In looking over the wafer pictures, I figure the die is about 65mm2 in size, larger
than I thought it would be in 2004, but then I didn't expect VIA to put a 1MB L2 cache on die. I also expected VIA would put an on-die memory controller in the design, but they did not. I guess VIA prefers a clean division of labor - processors in Texas and chipsets in Taiwan.

Overall the processor looks interesting, splitting the difference between the Core 2 processors (Penryn is 107mm2) and the upcoming UMPC/MID processor Silverthorne (at 25mm2). Performance should be right in the middle of those two Intel processor families. The question is: is there enough room for VIA to operate or is it too tight a squeeze.

Sunday, January 06, 2008

I've had a very relaxing vacation with stays in San Francisco and Carmel Valley. Lots of movies, but none were really outstanding - just entertaining. Monday it's back to work.

CES kicked off with Bill Gates' keynote. The best part was the comic video of Bill's last day on the job done in the style of "The Office."

So far, none of the CES product announcements has excited me - plenty of new HDTVs, PCs, Cameras, media players, etc. I'll keep looking this week.

Friday, January 04, 2008

I just got back from a couple of days away from the Internet. While catching up on things, I found out that Om Malik had a heart attack last week. Get well Om - you'll have to make some changes in your lifestyle now.

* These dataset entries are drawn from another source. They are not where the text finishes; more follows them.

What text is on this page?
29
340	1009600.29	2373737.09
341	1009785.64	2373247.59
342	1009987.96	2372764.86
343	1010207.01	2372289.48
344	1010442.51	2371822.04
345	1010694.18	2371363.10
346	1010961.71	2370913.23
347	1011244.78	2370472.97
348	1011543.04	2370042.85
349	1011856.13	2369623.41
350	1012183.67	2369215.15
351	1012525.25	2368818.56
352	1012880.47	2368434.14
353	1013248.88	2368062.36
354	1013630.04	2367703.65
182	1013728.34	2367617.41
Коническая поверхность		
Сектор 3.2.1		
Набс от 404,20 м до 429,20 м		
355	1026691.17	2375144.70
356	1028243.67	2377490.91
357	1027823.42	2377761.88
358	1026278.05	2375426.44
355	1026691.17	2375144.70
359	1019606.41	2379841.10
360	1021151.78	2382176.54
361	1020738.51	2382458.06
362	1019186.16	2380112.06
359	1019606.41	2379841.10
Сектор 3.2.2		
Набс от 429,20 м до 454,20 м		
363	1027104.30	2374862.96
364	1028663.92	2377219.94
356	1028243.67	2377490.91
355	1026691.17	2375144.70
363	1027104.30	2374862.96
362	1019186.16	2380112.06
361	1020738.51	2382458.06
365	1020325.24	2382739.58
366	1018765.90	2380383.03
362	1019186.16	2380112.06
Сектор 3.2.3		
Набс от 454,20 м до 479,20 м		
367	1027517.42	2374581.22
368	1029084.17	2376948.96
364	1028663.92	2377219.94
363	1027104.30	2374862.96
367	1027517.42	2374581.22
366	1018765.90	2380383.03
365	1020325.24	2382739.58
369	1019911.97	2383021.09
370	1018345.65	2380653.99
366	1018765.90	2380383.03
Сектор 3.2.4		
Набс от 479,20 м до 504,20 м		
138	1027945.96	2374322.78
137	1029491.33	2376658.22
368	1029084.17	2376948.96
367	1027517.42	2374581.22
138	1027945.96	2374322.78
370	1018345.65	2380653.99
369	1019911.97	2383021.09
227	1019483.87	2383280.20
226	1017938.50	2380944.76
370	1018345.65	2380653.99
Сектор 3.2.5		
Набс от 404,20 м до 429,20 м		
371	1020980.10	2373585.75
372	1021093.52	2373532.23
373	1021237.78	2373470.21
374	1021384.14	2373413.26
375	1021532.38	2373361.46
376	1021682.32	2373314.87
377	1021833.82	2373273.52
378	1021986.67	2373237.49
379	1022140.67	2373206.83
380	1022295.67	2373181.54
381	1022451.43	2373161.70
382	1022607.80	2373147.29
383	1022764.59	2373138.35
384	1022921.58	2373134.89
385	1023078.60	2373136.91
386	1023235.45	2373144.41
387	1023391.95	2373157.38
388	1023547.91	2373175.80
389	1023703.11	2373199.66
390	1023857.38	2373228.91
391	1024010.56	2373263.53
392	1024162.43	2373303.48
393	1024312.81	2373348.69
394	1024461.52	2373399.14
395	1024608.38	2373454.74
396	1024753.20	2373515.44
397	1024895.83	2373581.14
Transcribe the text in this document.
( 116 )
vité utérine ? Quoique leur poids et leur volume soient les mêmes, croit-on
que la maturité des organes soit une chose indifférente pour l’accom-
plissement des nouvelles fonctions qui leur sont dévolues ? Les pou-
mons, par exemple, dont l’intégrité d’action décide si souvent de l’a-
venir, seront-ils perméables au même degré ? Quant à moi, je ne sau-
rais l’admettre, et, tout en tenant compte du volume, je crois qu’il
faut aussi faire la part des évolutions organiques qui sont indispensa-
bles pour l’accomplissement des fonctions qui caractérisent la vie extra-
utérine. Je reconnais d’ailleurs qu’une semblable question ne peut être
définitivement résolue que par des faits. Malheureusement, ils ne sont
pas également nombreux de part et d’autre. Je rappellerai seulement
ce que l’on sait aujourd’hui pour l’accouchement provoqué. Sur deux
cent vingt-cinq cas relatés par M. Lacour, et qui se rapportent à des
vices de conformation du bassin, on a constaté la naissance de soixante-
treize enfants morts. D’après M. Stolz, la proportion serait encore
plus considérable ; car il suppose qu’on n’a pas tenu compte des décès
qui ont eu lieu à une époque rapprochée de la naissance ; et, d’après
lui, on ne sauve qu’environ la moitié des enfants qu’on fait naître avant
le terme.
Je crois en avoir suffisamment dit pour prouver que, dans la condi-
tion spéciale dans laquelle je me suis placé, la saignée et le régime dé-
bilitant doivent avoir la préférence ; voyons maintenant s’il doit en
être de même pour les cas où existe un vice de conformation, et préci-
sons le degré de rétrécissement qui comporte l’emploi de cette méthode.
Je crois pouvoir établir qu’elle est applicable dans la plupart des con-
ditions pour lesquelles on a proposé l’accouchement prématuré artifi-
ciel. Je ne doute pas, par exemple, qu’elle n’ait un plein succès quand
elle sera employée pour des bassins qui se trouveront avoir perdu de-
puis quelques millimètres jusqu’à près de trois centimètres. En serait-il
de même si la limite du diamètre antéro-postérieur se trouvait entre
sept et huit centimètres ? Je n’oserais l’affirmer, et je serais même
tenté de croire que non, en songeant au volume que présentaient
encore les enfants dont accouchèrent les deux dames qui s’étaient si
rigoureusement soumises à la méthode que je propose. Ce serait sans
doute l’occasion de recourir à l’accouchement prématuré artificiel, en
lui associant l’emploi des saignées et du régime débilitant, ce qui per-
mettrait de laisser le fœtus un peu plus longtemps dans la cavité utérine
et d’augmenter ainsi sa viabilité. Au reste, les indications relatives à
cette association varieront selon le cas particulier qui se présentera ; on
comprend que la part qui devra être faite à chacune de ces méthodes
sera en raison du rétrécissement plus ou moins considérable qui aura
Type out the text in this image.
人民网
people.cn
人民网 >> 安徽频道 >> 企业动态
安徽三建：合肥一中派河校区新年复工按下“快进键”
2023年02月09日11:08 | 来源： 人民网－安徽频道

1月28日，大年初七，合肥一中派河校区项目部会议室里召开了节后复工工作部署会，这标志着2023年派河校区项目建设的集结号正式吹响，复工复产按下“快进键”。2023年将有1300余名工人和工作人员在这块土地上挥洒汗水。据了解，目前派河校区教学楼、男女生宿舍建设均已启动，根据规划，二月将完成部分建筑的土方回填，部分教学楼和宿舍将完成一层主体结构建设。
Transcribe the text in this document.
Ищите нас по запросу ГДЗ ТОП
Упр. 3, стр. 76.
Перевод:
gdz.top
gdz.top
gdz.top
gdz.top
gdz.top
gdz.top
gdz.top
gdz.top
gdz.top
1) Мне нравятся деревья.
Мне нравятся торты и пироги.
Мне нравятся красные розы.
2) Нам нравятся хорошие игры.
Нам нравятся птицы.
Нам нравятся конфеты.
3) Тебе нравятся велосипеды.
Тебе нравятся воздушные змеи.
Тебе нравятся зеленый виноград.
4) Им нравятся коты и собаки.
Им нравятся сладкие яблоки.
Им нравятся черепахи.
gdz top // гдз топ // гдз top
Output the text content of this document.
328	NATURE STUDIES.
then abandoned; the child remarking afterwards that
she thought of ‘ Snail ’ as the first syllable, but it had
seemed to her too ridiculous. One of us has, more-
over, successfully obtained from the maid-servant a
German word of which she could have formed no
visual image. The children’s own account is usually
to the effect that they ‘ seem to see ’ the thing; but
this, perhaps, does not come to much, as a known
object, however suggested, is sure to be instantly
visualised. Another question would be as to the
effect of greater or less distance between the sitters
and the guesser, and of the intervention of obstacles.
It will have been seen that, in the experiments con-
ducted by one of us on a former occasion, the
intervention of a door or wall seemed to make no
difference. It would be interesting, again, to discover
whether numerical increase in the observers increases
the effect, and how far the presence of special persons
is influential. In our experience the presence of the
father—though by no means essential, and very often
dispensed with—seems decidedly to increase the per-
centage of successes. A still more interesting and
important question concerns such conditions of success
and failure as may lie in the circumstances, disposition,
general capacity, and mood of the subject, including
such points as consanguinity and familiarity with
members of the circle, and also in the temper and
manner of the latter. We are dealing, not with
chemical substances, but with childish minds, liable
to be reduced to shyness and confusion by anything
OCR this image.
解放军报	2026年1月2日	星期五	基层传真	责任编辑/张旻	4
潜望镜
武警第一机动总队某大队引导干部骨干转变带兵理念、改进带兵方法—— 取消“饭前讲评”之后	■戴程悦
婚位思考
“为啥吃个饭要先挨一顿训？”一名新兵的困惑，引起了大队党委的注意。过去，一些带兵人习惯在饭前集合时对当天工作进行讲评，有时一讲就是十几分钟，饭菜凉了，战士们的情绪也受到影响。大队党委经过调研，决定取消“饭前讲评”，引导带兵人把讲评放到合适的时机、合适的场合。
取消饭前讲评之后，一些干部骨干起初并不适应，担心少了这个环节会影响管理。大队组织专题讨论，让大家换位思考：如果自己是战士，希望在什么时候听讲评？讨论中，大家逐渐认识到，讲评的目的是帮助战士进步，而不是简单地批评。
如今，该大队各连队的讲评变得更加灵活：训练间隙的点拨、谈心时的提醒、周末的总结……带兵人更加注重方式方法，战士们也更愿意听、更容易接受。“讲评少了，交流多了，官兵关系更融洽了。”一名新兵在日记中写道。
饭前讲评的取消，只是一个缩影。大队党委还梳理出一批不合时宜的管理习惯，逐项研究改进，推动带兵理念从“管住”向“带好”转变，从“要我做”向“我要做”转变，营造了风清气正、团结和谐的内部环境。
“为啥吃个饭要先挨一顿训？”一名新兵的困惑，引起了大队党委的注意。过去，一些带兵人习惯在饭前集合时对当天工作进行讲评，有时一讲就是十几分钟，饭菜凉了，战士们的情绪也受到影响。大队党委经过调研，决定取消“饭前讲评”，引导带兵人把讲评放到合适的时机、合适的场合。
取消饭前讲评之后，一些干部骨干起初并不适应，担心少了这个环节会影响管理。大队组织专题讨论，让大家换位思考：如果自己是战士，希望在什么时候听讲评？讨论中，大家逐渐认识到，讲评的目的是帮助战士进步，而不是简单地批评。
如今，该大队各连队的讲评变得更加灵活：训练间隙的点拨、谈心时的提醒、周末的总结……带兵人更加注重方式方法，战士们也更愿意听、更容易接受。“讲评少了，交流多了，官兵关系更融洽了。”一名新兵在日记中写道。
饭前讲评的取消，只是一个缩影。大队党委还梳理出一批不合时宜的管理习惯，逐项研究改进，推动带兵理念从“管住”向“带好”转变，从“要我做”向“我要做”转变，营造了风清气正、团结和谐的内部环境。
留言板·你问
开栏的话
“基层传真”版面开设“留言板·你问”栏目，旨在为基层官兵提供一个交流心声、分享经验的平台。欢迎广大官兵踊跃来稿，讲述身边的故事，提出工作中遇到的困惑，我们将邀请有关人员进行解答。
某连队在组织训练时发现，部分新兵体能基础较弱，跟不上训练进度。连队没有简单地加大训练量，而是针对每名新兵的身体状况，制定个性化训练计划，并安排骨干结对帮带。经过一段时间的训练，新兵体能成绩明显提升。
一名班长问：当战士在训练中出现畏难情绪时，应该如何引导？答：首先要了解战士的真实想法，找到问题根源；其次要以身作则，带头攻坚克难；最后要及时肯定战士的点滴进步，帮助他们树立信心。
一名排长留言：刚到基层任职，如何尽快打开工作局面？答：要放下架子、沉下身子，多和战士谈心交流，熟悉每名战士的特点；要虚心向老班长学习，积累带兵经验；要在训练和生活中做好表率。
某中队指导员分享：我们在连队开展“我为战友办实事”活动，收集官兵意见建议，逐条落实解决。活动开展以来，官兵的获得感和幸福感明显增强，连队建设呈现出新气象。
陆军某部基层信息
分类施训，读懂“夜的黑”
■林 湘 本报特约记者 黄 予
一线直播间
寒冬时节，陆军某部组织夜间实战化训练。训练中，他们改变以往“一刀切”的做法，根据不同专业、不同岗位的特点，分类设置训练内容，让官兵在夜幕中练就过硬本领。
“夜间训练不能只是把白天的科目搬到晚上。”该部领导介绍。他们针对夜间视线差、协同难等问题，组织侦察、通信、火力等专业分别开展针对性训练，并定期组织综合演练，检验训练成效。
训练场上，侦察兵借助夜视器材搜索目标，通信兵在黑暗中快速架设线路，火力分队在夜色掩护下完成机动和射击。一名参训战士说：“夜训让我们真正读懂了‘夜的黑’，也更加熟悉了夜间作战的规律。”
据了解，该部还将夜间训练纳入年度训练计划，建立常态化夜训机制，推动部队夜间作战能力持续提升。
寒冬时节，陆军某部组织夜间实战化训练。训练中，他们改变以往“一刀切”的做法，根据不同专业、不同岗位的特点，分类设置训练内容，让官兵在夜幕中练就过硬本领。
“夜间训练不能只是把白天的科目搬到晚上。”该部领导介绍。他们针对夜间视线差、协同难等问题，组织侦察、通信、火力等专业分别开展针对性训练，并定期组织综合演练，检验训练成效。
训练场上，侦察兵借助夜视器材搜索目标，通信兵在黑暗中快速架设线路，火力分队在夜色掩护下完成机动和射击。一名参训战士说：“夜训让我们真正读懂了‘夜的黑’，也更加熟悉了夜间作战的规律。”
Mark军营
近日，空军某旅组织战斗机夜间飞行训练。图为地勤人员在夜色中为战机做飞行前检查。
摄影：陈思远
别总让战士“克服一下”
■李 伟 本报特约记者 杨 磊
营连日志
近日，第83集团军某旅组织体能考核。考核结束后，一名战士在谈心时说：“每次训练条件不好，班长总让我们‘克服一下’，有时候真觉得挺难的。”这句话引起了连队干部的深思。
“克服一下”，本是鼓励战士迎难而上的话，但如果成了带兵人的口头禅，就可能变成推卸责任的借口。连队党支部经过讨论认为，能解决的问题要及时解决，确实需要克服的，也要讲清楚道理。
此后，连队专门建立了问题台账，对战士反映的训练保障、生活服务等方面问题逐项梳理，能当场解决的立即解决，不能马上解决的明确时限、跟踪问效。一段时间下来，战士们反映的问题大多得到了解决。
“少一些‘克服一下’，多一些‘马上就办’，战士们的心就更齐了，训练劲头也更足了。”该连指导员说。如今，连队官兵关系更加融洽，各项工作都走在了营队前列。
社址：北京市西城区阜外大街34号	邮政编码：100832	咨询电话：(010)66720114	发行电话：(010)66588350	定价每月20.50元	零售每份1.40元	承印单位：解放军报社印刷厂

With the holidays, I've been distracted and haven't posted. I'll be back soon as we get set for CES. I'm watching CES from a safe distance - San Jose. There will be enough reporters and bloggers and analysts there that I can cover more territory by reading their reports than I could on foot at the show.

I got an iPod Touch for Christmas and hope to spend more time with it. The interface is very interesting, but I see more work that needs to be done to make touch screens more useable - Apple's work is not done yet.